Genevan Academy

This was founded in 1559 under the influence of John Calvin,* who believed that one of the great needs of the Reformed church was an educational institution that would prepare not only ministers to preach the Gospel, but men who could take their place as Christians in every walk of life. Influenced by the example of Martin Bucer and John Sturm in Strasbourg, he desired to extend the public school established in 1537 to cover the whole course of education. This he succeeded in doing in 1559, at which time Theodore Beza* became the first rector, along with three other professors. Joint control over the institution was exercised by ecclesiastical and civil authorities, although the basic law emanated from the mind of Calvin. One important characteristic of the academy was the emphasis upon the use of French as well as Latin. Physical science and mathematics also became part of the standard curriculum.
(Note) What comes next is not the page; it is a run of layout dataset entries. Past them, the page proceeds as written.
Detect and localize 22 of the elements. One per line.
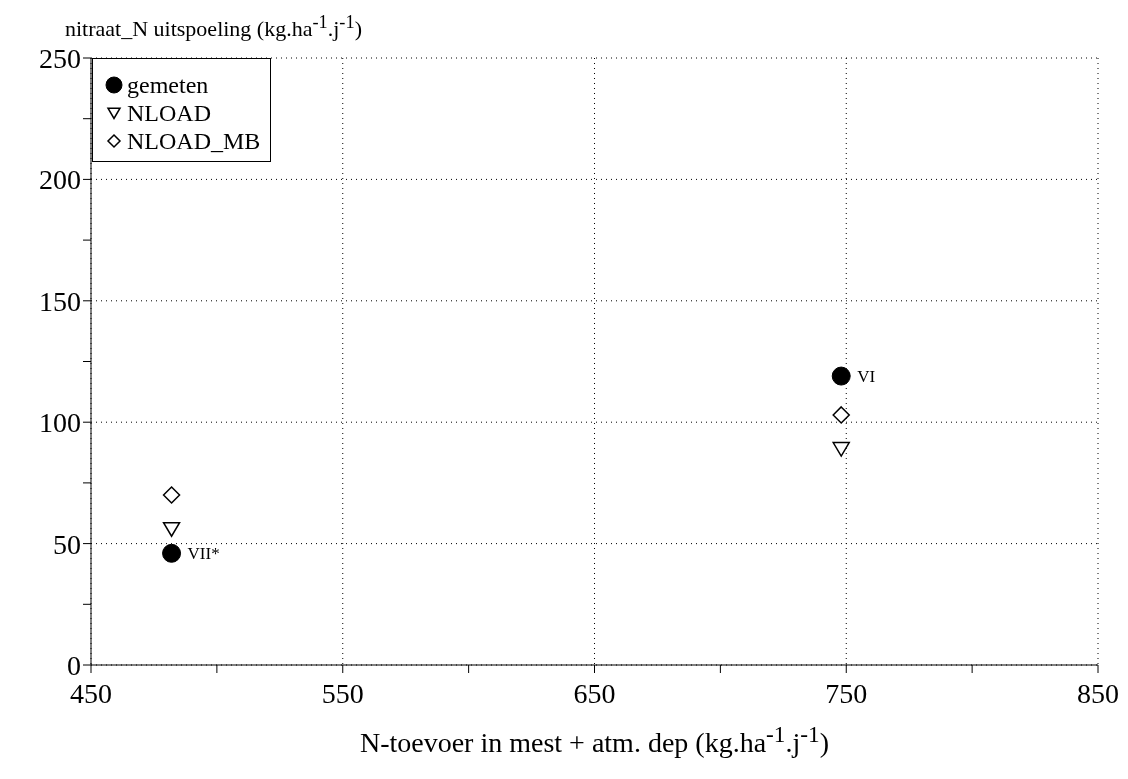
point (832, 406, 850, 424)
point (162, 543, 182, 563)
legend-label: NLOAD (127, 99, 211, 127)
annotation: VI (857, 367, 876, 387)
point (162, 521, 181, 537)
y-tick-label: 100 (39, 407, 81, 439)
y-axis-title: nitraat_N uitspoeling (kg.ha$^{-1}$.j$^{-1}$) (65, 12, 362, 43)
x-axis-title: N-toevoer in mest + atm. dep (kg.ha$^{-1}$.j$^{-1}$) (358, 721, 831, 760)
point (832, 441, 850, 457)
y-tick-label: 250 (39, 42, 81, 74)
y-tick-label: 200 (39, 164, 81, 196)
x-tick-label: 550 (321, 677, 364, 709)
x-tick-label: 750 (825, 677, 868, 709)
legend-label: gemeten (127, 71, 209, 99)
point (831, 366, 851, 386)
x-tick-label: 650 (573, 677, 616, 709)
y-tick-label: 50 (53, 528, 81, 560)
annotation: VII* (187, 544, 220, 564)
x-tick-label: 850 (1077, 677, 1119, 709)
legend-label: NLOAD_MB (127, 127, 261, 155)
point (162, 486, 181, 504)
y-tick-label: 150 (39, 285, 81, 317)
In the faculty of theology, biblical studies were fundamental although much attention was also paid to preaching. From the academy in the years following its foundation many leaders of the Reformation in other countries such as France, Hungary, Holland, England, and Scotland went out to carry on the Calvinistic tradition.

See C. Borgeaud, Histoire de l'Université de Genève, (1900), I; W.S. Reid, “Calvin and the Founding of the Academy of Geneva,” Westminster Theological Journal, XVIII (1955), pp. 1ff.